Toni Westbrook-VanCleave was only 6 at the time, but she still remembers Marilyn Monroe strapping on a toy gun belt and playing cowboys and Indians with her young brother during a break in filming of "The Misfits."
Like other residents of Dayton, she had no clue of the demons that drove Monroe to be consistently late on the set, causing frustrating delays for director John Huston and co-stars Clark Gable and Montgomery Clift.
"She was gorgeous, very sweet, naive," recalled VanCleave, who was a $10-a-day extra during a rodeo scene. "She wasn't snobby. She seemed real down to earth and friendly."
In testimony to the public's enduring fascination with Monroe, VanCleave and other locals will gather this weekend at Dayton Valley Days to celebrate the 50th anniversary of filming for the last complete movie for both Monroe and Gable.
Residents of Dayton, then an agricultural community of about 250, turned out en masse in 1960 to serve as extras or watch the filming, and those who are still around rave about the cast's friendliness and accessibility.
"It was a big deal to have these Hollywood legends in town for a month or so. It's a source of pride for us," said Laura Tennant of the Historical Society of Dayton Valley, the celebration's sponsor.
Filmed almost exclusively around Dayton and Reno in July-October 1960, the movie was plagued by almost daily delays caused by Monroe's pill-popping to fall asleep and wake up, said Curtice Taylor, a New York photographer and son of "Misfits" producer Frank Taylor.
The producer would occasionally send his 12-year-old son to her trailer to check on her readiness, thinking a child would be less threatening than an adult, said Taylor, who witnessed most of the filming with his family.
"Nobody said anything to her about the delays," Taylor said. "It could have made things worse. She was the star and she was incredibly vulnerable."
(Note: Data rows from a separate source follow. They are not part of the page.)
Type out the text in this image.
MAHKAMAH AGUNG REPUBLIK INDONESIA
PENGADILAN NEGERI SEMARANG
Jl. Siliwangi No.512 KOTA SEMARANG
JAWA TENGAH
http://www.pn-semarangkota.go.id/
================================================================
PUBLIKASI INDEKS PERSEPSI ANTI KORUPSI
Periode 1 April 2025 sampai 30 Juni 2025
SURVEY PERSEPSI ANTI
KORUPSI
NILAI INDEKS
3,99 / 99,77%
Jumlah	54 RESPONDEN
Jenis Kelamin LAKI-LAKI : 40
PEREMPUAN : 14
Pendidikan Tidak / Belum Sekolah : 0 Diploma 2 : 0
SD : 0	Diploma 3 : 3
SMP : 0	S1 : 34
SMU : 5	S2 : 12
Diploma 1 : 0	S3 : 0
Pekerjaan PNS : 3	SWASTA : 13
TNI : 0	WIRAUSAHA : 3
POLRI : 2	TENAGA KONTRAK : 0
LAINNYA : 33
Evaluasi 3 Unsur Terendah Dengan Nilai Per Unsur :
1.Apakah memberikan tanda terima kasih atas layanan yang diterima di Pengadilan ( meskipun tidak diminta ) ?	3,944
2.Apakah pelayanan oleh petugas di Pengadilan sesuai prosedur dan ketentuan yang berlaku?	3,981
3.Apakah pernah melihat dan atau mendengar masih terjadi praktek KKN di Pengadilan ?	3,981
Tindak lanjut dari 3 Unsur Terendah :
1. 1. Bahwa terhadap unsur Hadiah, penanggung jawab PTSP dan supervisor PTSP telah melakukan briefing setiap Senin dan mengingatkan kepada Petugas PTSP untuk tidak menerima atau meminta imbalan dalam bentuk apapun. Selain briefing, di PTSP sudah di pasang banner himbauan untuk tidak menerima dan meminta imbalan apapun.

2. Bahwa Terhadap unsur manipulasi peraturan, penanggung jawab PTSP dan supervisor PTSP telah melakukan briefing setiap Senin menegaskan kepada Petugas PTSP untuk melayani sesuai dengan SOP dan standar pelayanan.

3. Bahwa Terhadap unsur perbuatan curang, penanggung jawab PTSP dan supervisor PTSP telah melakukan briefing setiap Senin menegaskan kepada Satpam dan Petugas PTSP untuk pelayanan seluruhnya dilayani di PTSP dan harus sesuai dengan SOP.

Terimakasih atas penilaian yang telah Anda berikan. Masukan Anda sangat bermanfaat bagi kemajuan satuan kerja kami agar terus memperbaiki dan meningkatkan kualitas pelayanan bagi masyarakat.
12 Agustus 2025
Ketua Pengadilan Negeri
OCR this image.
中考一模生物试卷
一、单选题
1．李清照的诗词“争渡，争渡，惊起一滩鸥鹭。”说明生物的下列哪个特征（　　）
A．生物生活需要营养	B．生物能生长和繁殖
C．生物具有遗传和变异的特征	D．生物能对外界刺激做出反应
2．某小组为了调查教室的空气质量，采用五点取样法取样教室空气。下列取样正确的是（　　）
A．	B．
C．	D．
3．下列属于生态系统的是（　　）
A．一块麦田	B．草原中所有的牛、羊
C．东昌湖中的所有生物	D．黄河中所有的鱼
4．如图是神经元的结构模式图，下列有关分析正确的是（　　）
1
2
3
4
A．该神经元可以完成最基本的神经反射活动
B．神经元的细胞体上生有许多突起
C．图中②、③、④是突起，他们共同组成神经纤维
Eli Wallach, 94, the only surviving cast member, said Huston told the actors not to complain about Monroe's tardiness because it would cause her to cease functioning.
"Huston got us together and said he couldn't make the movie without Marilyn," Wallach said. "Marilyn had a lot of problems with time, but I never said anything that would make her unhappy. What could I do? She tried her best."
Filming also was delayed by Monroe's growing drug use that prompted her to seek treatment in Los Angeles. At the time, Huston realized the drugs were giving her a vacant look and taking away her ability to "seduce the camera," Taylor said.
"In one scene while walking down the street on Clift's arm in Dayton, she had the smile of a stoned person," he said. "It's not the 1,000-watt smile she usually had. The wattage wasn't there."
Despite an all-star cast and acclaimed director, "The Misfits" didn't live up to Frank Taylor's hopes for the "ultimate motion picture," said former Nevada state Archivist Guy Rocha.
The dark, deep movie about the inner struggles of a group of fictional Nevada misfits was considered odd by the public and many critics, he said.
"It ended up a disappointment," Rocha said. "It didn't capture the public's imagination. So much more was expected from the movie as far as financial return and critical acclaim."
But the film has developed a cult following since the deaths of its stars, who played characters much like themselves, Rocha said. The movie centers on an insecure, lonely divorcee played by Monroe, an aging but sensitive cowboy (Gable) and a troubled but kind rodeo rider (Clift).
"What happens over time is this movie begins to get a following because of what happened after the filming," Rocha said. "The movie freezes Marilyn Monroe and Clark Gable in time, and has a haunting quality."
Just 12 days after filming ended, Gable died of a heart attack at age 59. Less than 21 months later, Monroe died of a drug overdose at age 36 in what was ruled a suicide. Clift appeared in several other films before he died at age 45 in 1966.